Symposium addresses sexual dysfunction among women

NEW YORK Sexual dysfunction often is conceived as a male phenomenon, but it frequently affects women as well, and for a wide variety of reasons.

 

Such disease states as cardiovascular disease, diabetes and thyroid disease; drugs ranging from NSAID painkillers to narcotics to psychiatric medications; and even such conditions as stress and ADHD can all contribute to sexual dysfunction in women. But female sexual dysfunction often goes unmentioned, even though it may affect up to 50% of women, according to a 2003 Austrian study published in the journal Urology. Yet according to Semprae Labs, 90% of the women affected by female sexual dysfunction are reluctant to talk about it.

 

 

“We seem to be very uncomfortable,” Mary Jaensch, CEO of Semprae, said at a symposium for members of the press Thursday morning.
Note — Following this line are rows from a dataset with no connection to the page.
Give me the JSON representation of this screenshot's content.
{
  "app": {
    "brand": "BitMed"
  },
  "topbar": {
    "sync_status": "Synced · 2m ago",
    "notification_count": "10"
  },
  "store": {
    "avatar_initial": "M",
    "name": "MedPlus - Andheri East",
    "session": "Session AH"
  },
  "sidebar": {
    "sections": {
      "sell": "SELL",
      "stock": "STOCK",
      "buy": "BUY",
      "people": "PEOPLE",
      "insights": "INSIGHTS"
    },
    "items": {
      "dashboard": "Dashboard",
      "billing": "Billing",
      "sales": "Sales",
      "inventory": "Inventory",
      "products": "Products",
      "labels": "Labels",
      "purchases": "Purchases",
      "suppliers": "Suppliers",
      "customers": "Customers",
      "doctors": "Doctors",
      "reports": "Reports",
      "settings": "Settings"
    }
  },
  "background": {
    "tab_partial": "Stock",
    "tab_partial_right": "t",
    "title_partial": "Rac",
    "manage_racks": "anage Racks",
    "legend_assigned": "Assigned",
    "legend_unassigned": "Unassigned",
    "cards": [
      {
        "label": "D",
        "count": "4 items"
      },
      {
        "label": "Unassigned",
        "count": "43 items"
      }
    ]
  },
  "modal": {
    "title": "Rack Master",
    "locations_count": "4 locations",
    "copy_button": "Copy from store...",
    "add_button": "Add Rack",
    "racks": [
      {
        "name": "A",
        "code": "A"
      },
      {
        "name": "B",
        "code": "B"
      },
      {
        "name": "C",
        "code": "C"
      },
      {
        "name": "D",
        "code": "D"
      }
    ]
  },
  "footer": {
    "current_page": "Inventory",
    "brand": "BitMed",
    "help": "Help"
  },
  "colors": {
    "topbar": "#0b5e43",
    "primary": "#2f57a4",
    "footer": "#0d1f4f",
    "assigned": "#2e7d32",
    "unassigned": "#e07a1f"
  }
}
The symposium, at New York’s Penn Club, was to promote Zestra essential arousal oils, an over-the-counter topical botanical product designed to stimulate sexual arousal in women. The symposium included such experts as Susan Kellogg, director of sexual medicine at the Pelvic and Sexual Health Institute of Philadelphia, and relationship experts Tamsen Fadal and Matt Titus.

 

 

“All women deserve sexual satisfaction,” Kellogg said at the symposium.